Thats how my engine works. I have 'Graph-operators' which all inherit from a base SG_Operator. These can be thown together in any way e.g. UpdateOp->CullOp->RenderOp.

Any given operator conforms to 1 of 4 different classifications of graph-operators. An operator is first classified by the type of dispatch: Static or Dynamic. Static dispatch is achieved through the visitor pattern and fixed at compile time, dynamic dispatch is done through functors and can be changed at run-time. Next an operator is classified by what it dispatched for: Per-nodeType or static(all-nodeTypes). Per-nodeType operators perform a different operation for each type of node (geometry, transform, etc), Static operators perform the same operation for every node (such as culling).

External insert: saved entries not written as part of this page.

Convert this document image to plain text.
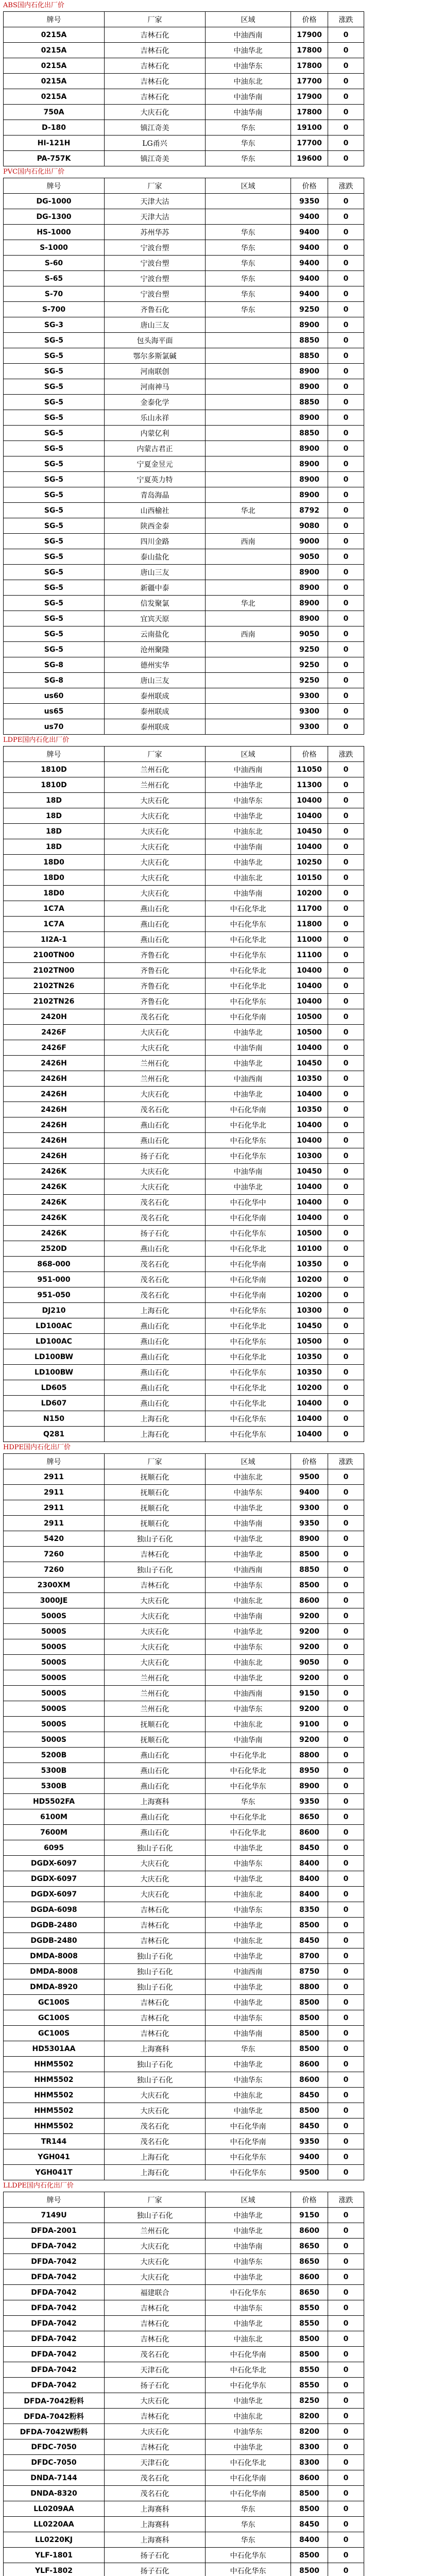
ABS国内石化出厂价
牌号	厂家	区域	价格	涨跌
0215A	吉林石化	中油西南	17900	0
0215A	吉林石化	中油华北	17800	0
0215A	吉林石化	中油华东	17800	0
0215A	吉林石化	中油东北	17700	0
0215A	吉林石化	中油华南	17900	0
750A	大庆石化	中油华南	17800	0
D-180	镇江奇美	华东	19100	0
HI-121H	LG甬兴	华东	17700	0
PA-757K	镇江奇美	华东	19600	0
PVC国内石化出厂价
牌号	厂家	区域	价格	涨跌
DG-1000	天津大沽		9350	0
DG-1300	天津大沽		9400	0
HS-1000	苏州华苏	华东	9400	0
S-1000	宁波台塑	华东	9400	0
S-60	宁波台塑	华东	9400	0
S-65	宁波台塑	华东	9400	0
S-70	宁波台塑	华东	9400	0
S-700	齐鲁石化	华东	9250	0
SG-3	唐山三友		8900	0
SG-5	包头海平面		8850	0
SG-5	鄂尔多斯氯碱		8850	0
SG-5	河南联创		8900	0
SG-5	河南神马		8900	0
SG-5	金泰化学		8850	0
SG-5	乐山永祥		8900	0
SG-5	内蒙亿利		8850	0
SG-5	内蒙古君正		8900	0
SG-5	宁夏金昱元		8900	0
SG-5	宁夏英力特		8900	0
SG-5	青岛海晶		8900	0
SG-5	山西榆社	华北	8792	0
SG-5	陕西金泰		9080	0
SG-5	四川金路	西南	9000	0
SG-5	泰山盐化		9050	0
SG-5	唐山三友		8900	0
SG-5	新疆中泰		8900	0
SG-5	信发聚氯	华北	8900	0
SG-5	宜宾天原		8900	0
SG-5	云南盐化	西南	9050	0
SG-5	沧州聚隆		9250	0
SG-8	德州实华		9250	0
SG-8	唐山三友		9250	0
us60	泰州联成		9300	0
us65	泰州联成		9300	0
us70	泰州联成		9300	0
LDPE国内石化出厂价
牌号	厂家	区域	价格	涨跌
1810D	兰州石化	中油西南	11050	0
1810D	兰州石化	中油华北	11300	0
18D	大庆石化	中油华东	10400	0
18D	大庆石化	中油华北	10400	0
18D	大庆石化	中油东北	10450	0
18D	大庆石化	中油华南	10400	0
18D0	大庆石化	中油华北	10250	0
18D0	大庆石化	中油东北	10150	0
18D0	大庆石化	中油华南	10200	0
1C7A	燕山石化	中石化华北	11700	0
1C7A	燕山石化	中石化华东	11800	0
1I2A-1	燕山石化	中石化华北	11000	0
2100TN00	齐鲁石化	中石化华东	11100	0
2102TN00	齐鲁石化	中石化华北	10400	0
2102TN26	齐鲁石化	中石化华北	10400	0
2102TN26	齐鲁石化	中石化华东	10400	0
2420H	茂名石化	中石化华南	10500	0
2426F	大庆石化	中油华北	10500	0
2426F	大庆石化	中油华南	10400	0
2426H	兰州石化	中油华北	10450	0
2426H	兰州石化	中油西南	10350	0
2426H	大庆石化	中油华北	10400	0
2426H	茂名石化	中石化华南	10350	0
2426H	燕山石化	中石化华北	10400	0
2426H	燕山石化	中石化华东	10400	0
2426H	扬子石化	中石化华东	10300	0
2426K	大庆石化	中油华南	10450	0
2426K	大庆石化	中油华北	10400	0
2426K	茂名石化	中石化华中	10400	0
2426K	茂名石化	中石化华南	10400	0
2426K	扬子石化	中石化华东	10500	0
2520D	燕山石化	中石化华北	10100	0
868-000	茂名石化	中石化华南	10350	0
951-000	茂名石化	中石化华南	10200	0
951-050	茂名石化	中石化华南	10200	0
DJ210	上海石化	中石化华东	10300	0
LD100AC	燕山石化	中石化华北	10450	0
LD100AC	燕山石化	中石化华东	10500	0
LD100BW	燕山石化	中石化华北	10350	0
LD100BW	燕山石化	中石化华东	10350	0
LD605	燕山石化	中石化华北	10200	0
LD607	燕山石化	中石化华北	10400	0
N150	上海石化	中石化华东	10400	0
Q281	上海石化	中石化华东	10400	0
HDPE国内石化出厂价
牌号	厂家	区域	价格	涨跌
2911	抚顺石化	中油东北	9500	0
2911	抚顺石化	中油华东	9400	0
2911	抚顺石化	中油华北	9300	0
2911	抚顺石化	中油华南	9350	0
5420	独山子石化	中油华北	8900	0
7260	吉林石化	中油华北	8500	0
7260	独山子石化	中油西南	8850	0
2300XM	吉林石化	中油华东	8500	0
3000JE	大庆石化	中油东北	8600	0
5000S	大庆石化	中油华南	9200	0
5000S	大庆石化	中油华北	9200	0
5000S	大庆石化	中油华东	9200	0
5000S	大庆石化	中油东北	9050	0
5000S	兰州石化	中油华北	9200	0
5000S	兰州石化	中油西南	9150	0
5000S	兰州石化	中油华东	9200	0
5000S	抚顺石化	中油东北	9100	0
5000S	抚顺石化	中油华南	9200	0
5200B	燕山石化	中石化华北	8800	0
5300B	燕山石化	中石化华北	8950	0
5300B	燕山石化	中石化华东	8900	0
HD5502FA	上海赛科	华东	9350	0
6100M	燕山石化	中石化华北	8650	0
7600M	燕山石化	中石化华北	8600	0
6095	独山子石化	中油华北	8450	0
DGDX-6097	大庆石化	中油华东	8400	0
DGDX-6097	大庆石化	中油华北	8400	0
DGDX-6097	大庆石化	中油东北	8400	0
DGDA-6098	吉林石化	中油华东	8350	0
DGDB-2480	吉林石化	中油华北	8500	0
DGDB-2480	吉林石化	中油东北	8450	0
DMDA-8008	独山子石化	中油华北	8700	0
DMDA-8008	独山子石化	中油西南	8750	0
DMDA-8920	独山子石化	中油华北	8800	0
GC100S	吉林石化	中油华北	8500	0
GC100S	吉林石化	中油华东	8500	0
GC100S	吉林石化	中油华南	8500	0
HD5301AA	上海赛科	华东	8500	0
HHM5502	独山子石化	中油华北	8600	0
HHM5502	独山子石化	中油华东	8600	0
HHM5502	大庆石化	中油东北	8450	0
HHM5502	大庆石化	中油华北	8500	0
HHM5502	茂名石化	中石化华南	8450	0
TR144	茂名石化	中石化华南	9350	0
YGH041	上海石化	中石化华东	9400	0
YGH041T	上海石化	中石化华东	9500	0
LLDPE国内石化出厂价
牌号	厂家	区域	价格	涨跌
7149U	独山子石化	中油华北	9150	0
DFDA-2001	兰州石化	中油华北	8600	0
DFDA-7042	大庆石化	中油华南	8650	0
DFDA-7042	大庆石化	中油华东	8650	0
DFDA-7042	大庆石化	中油华北	8600	0
DFDA-7042	福建联合	中石化华东	8650	0
DFDA-7042	吉林石化	中油华东	8550	0
DFDA-7042	吉林石化	中油华北	8550	0
DFDA-7042	吉林石化	中油东北	8500	0
DFDA-7042	茂名石化	中石化华南	8500	0
DFDA-7042	天津石化	中石化华北	8550	0
DFDA-7042	扬子石化	中石化华东	8550	0
DFDA-7042粉料	大庆石化	中油华北	8250	0
DFDA-7042粉料	吉林石化	中油东北	8200	0
DFDA-7042W粉料	大庆石化	中油华东	8200	0
DFDC-7050	吉林石化	中油华北	8300	0
DFDC-7050	天津石化	中石化华北	8300	0
DNDA-7144	茂名石化	中石化华南	8600	0
DNDA-8320	茂名石化	中石化华南	8500	0
LL0209AA	上海赛科	华东	8500	0
LL0220AA	上海赛科	华东	8450	0
LL0220KJ	上海赛科	华东	8400	0
YLF-1801	扬子石化	中石化华东	8500	0
YLF-1802	扬子石化	中石化华东	8500	0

Creating new scene-operators is easy so new operations can be added without changing the node base-class or adding new virtual functions. Adding new nodes is possible but for static dispatch scene-operators new functions must be added (as is the major con of the visitor pattern) but the dynamic dispatch operators have no such problem provided new nodes register their own functors for each operation (unless they're anti-social :)

scene-operators can be removed from the pipeline and even replaced during run-time. The engine maintains one single pipeline of scene-operators but there's no reason why the user can't maintain a pipe-line themselves (for some neat tricks.

The RenderOp doesn't render geometry directly it batches it up, sorts it by material etc (all of which can be customized through functors and virtual functions) and then renders it. Static geometry is pre-processed so after some culling its all ready to go.